Comment: the text should be justified.

Reply: The text has been justified.

Comment: Lines 179-182, a reference is needed here to support this statement.

Reply: The reference has been included.

 

Comment: Line 182, why factor with a capital “F”?

Reply: Corrected.

 

Comment: Table 1, please add the structures of the compounds.

Reply: The structure of the compounds has been added in the Table 1.

 

Comment: Line 274, this is not true. Geometry optimization can be done also on other levels of theory, i.e., molecular mechanics, not only QM. Besides, not only computational biologists but also chemists and other academics and researchers.

Reply: Thank you for your suggestion. The sentence has been improved according to your suggestion.

 

Comment: Line 278, this is not true. One should take into consideration not energy but thermodynamic properties (i.e., free enthalpy).

Reply: Thank you for your suggestion. The section has corrected.

 

Comment: Line 280, this is a VERY small basis set, it should be 6-311++G(d,p) in this case.

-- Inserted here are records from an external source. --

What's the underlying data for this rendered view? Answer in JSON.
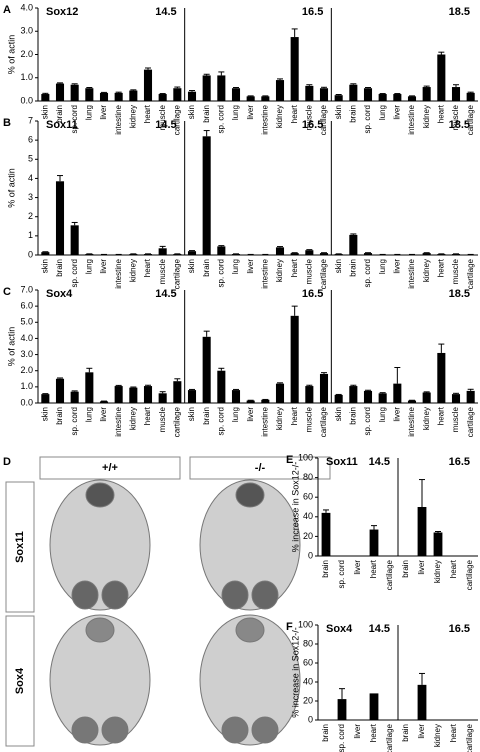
{
  "chart_data": [
    {
      "type": "bar",
      "panel": "A",
      "title": "Sox12",
      "ylabel": "% of actin",
      "color": "#000000",
      "ylim": [
        0,
        4
      ],
      "yticks": [
        {
          "value": 0,
          "label": "0.0"
        },
        {
          "value": 1,
          "label": "1.0"
        },
        {
          "value": 2,
          "label": "2.0"
        },
        {
          "value": 3,
          "label": "3.0"
        },
        {
          "value": 4,
          "label": "4.0"
        }
      ],
      "groups": [
        {
          "stage": "14.5",
          "categories": [
            "skin",
            "brain",
            "sp. cord",
            "lung",
            "liver",
            "intestine",
            "kidney",
            "heart",
            "muscle",
            "cartilage"
          ],
          "values": [
            0.3,
            0.75,
            0.7,
            0.55,
            0.35,
            0.35,
            0.45,
            1.35,
            0.3,
            0.55
          ],
          "errors": [
            0.03,
            0.03,
            0.04,
            0.03,
            0.02,
            0.03,
            0.03,
            0.07,
            0.02,
            0.05
          ]
        },
        {
          "stage": "16.5",
          "categories": [
            "skin",
            "brain",
            "sp. cord",
            "lung",
            "liver",
            "intestine",
            "kidney",
            "heart",
            "muscle",
            "cartilage"
          ],
          "values": [
            0.4,
            1.1,
            1.1,
            0.55,
            0.2,
            0.2,
            0.9,
            2.75,
            0.65,
            0.55
          ],
          "errors": [
            0.05,
            0.05,
            0.15,
            0.03,
            0.02,
            0.02,
            0.05,
            0.35,
            0.05,
            0.04
          ]
        },
        {
          "stage": "18.5",
          "categories": [
            "skin",
            "brain",
            "sp. cord",
            "lung",
            "liver",
            "intestine",
            "kidney",
            "heart",
            "muscle",
            "cartilage"
          ],
          "values": [
            0.25,
            0.7,
            0.55,
            0.3,
            0.3,
            0.2,
            0.6,
            2.0,
            0.6,
            0.35
          ],
          "errors": [
            0.03,
            0.04,
            0.03,
            0.02,
            0.02,
            0.02,
            0.04,
            0.1,
            0.1,
            0.03
          ]
        }
      ]
    },
    {
      "type": "bar",
      "panel": "B",
      "title": "Sox11",
      "ylabel": "% of actin",
      "color": "#000000",
      "ylim": [
        0,
        7
      ],
      "yticks": [
        0,
        1,
        2,
        3,
        4,
        5,
        6,
        7
      ],
      "groups": [
        {
          "stage": "14.5",
          "categories": [
            "skin",
            "brain",
            "sp. cord",
            "lung",
            "liver",
            "intestine",
            "kidney",
            "heart",
            "muscle",
            "cartilage"
          ],
          "values": [
            0.15,
            3.85,
            1.55,
            0.05,
            0.02,
            0.02,
            0.05,
            0.05,
            0.35,
            0.05
          ],
          "errors": [
            0.02,
            0.3,
            0.15,
            0.01,
            0.01,
            0.01,
            0.01,
            0.01,
            0.1,
            0.01
          ]
        },
        {
          "stage": "16.5",
          "categories": [
            "skin",
            "brain",
            "sp. cord",
            "lung",
            "liver",
            "intestine",
            "kidney",
            "heart",
            "muscle",
            "cartilage"
          ],
          "values": [
            0.2,
            6.2,
            0.45,
            0.05,
            0.02,
            0.02,
            0.4,
            0.1,
            0.25,
            0.1
          ],
          "errors": [
            0.03,
            0.3,
            0.04,
            0.01,
            0.01,
            0.01,
            0.04,
            0.02,
            0.03,
            0.02
          ]
        },
        {
          "stage": "18.5",
          "categories": [
            "skin",
            "brain",
            "sp. cord",
            "lung",
            "liver",
            "intestine",
            "kidney",
            "heart",
            "muscle",
            "cartilage"
          ],
          "values": [
            0.05,
            1.05,
            0.1,
            0.02,
            0.02,
            0.02,
            0.1,
            0.05,
            0.05,
            0.02
          ],
          "errors": [
            0.01,
            0.05,
            0.02,
            0.01,
            0.01,
            0.01,
            0.02,
            0.01,
            0.01,
            0.01
          ]
        }
      ]
    },
    {
      "type": "bar",
      "panel": "C",
      "title": "Sox4",
      "ylabel": "% of actin",
      "color": "#000000",
      "ylim": [
        0,
        7
      ],
      "yticks": [
        {
          "value": 0,
          "label": "0.0"
        },
        {
          "value": 1,
          "label": "1.0"
        },
        {
          "value": 2,
          "label": "2.0"
        },
        {
          "value": 3,
          "label": "3.0"
        },
        {
          "value": 4,
          "label": "4.0"
        },
        {
          "value": 5,
          "label": "5.0"
        },
        {
          "value": 6,
          "label": "6.0"
        },
        {
          "value": 7,
          "label": "7.0"
        }
      ],
      "groups": [
        {
          "stage": "14.5",
          "categories": [
            "skin",
            "brain",
            "sp. cord",
            "lung",
            "liver",
            "intestine",
            "kidney",
            "heart",
            "muscle",
            "cartilage"
          ],
          "values": [
            0.55,
            1.5,
            0.7,
            1.9,
            0.1,
            1.05,
            0.95,
            1.05,
            0.6,
            1.35
          ],
          "errors": [
            0.03,
            0.05,
            0.05,
            0.25,
            0.02,
            0.04,
            0.04,
            0.05,
            0.1,
            0.15
          ]
        },
        {
          "stage": "16.5",
          "categories": [
            "skin",
            "brain",
            "sp. cord",
            "lung",
            "liver",
            "intestine",
            "kidney",
            "heart",
            "muscle",
            "cartilage"
          ],
          "values": [
            0.8,
            4.1,
            2.0,
            0.8,
            0.15,
            0.2,
            1.2,
            5.4,
            1.05,
            1.8
          ],
          "errors": [
            0.04,
            0.35,
            0.15,
            0.04,
            0.02,
            0.02,
            0.05,
            0.6,
            0.05,
            0.08
          ]
        },
        {
          "stage": "18.5",
          "categories": [
            "skin",
            "brain",
            "sp. cord",
            "lung",
            "liver",
            "intestine",
            "kidney",
            "heart",
            "muscle",
            "cartilage"
          ],
          "values": [
            0.5,
            1.05,
            0.75,
            0.6,
            1.2,
            0.15,
            0.65,
            3.1,
            0.55,
            0.75
          ],
          "errors": [
            0.03,
            0.05,
            0.04,
            0.04,
            1.0,
            0.02,
            0.04,
            0.55,
            0.05,
            0.1
          ]
        }
      ]
    },
    {
      "type": "bar",
      "panel": "E",
      "title": "Sox11",
      "ylabel": "% increase in Sox12-/-",
      "color": "#000000",
      "ylim": [
        0,
        100
      ],
      "yticks": [
        0,
        20,
        40,
        60,
        80,
        100
      ],
      "groups": [
        {
          "stage": "14.5",
          "categories": [
            "brain",
            "sp. cord",
            "liver",
            "heart",
            "cartilage"
          ],
          "values": [
            44,
            0,
            0,
            27,
            0
          ],
          "errors": [
            3,
            0,
            0,
            4,
            0
          ]
        },
        {
          "stage": "16.5",
          "categories": [
            "brain",
            "liver",
            "kidney",
            "heart",
            "cartilage"
          ],
          "values": [
            0,
            50,
            24,
            0,
            0
          ],
          "errors": [
            0,
            28,
            1,
            0,
            0
          ]
        }
      ]
    },
    {
      "type": "bar",
      "panel": "F",
      "title": "Sox4",
      "ylabel": "% increase in Sox12-/-",
      "color": "#000000",
      "ylim": [
        0,
        100
      ],
      "yticks": [
        0,
        20,
        40,
        60,
        80,
        100
      ],
      "groups": [
        {
          "stage": "14.5",
          "categories": [
            "brain",
            "sp. cord",
            "liver",
            "heart",
            "cartilage"
          ],
          "values": [
            0,
            22,
            0,
            28,
            0
          ],
          "errors": [
            0,
            11,
            0,
            0,
            0
          ]
        },
        {
          "stage": "16.5",
          "categories": [
            "brain",
            "liver",
            "kidney",
            "heart",
            "cartilage"
          ],
          "values": [
            0,
            37,
            0,
            0,
            0
          ],
          "errors": [
            0,
            12,
            0,
            0,
            0
          ]
        }
      ]
    }
  ],
  "panel_d": {
    "panel": "D",
    "columns": [
      "+/+",
      "-/-"
    ],
    "rows": [
      "Sox11",
      "Sox4"
    ]
  }
}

Reply: Thank you for your suggestion. Corrected

 

Comment: The conformational search should be done prior to geometry optimization.

Reply: Thank you for your suggestion. We have search confirmation for each selected ligand and after that, the geometry has optimized. Please find it in the supplementary file.

 

Comment: Line 746, it should be “ps”

Reply: Thank you for your suggestion. Corrected.

Round 2

Reviewer 2 Report

The Authors have corrected their manuscript and it can now be published as it is.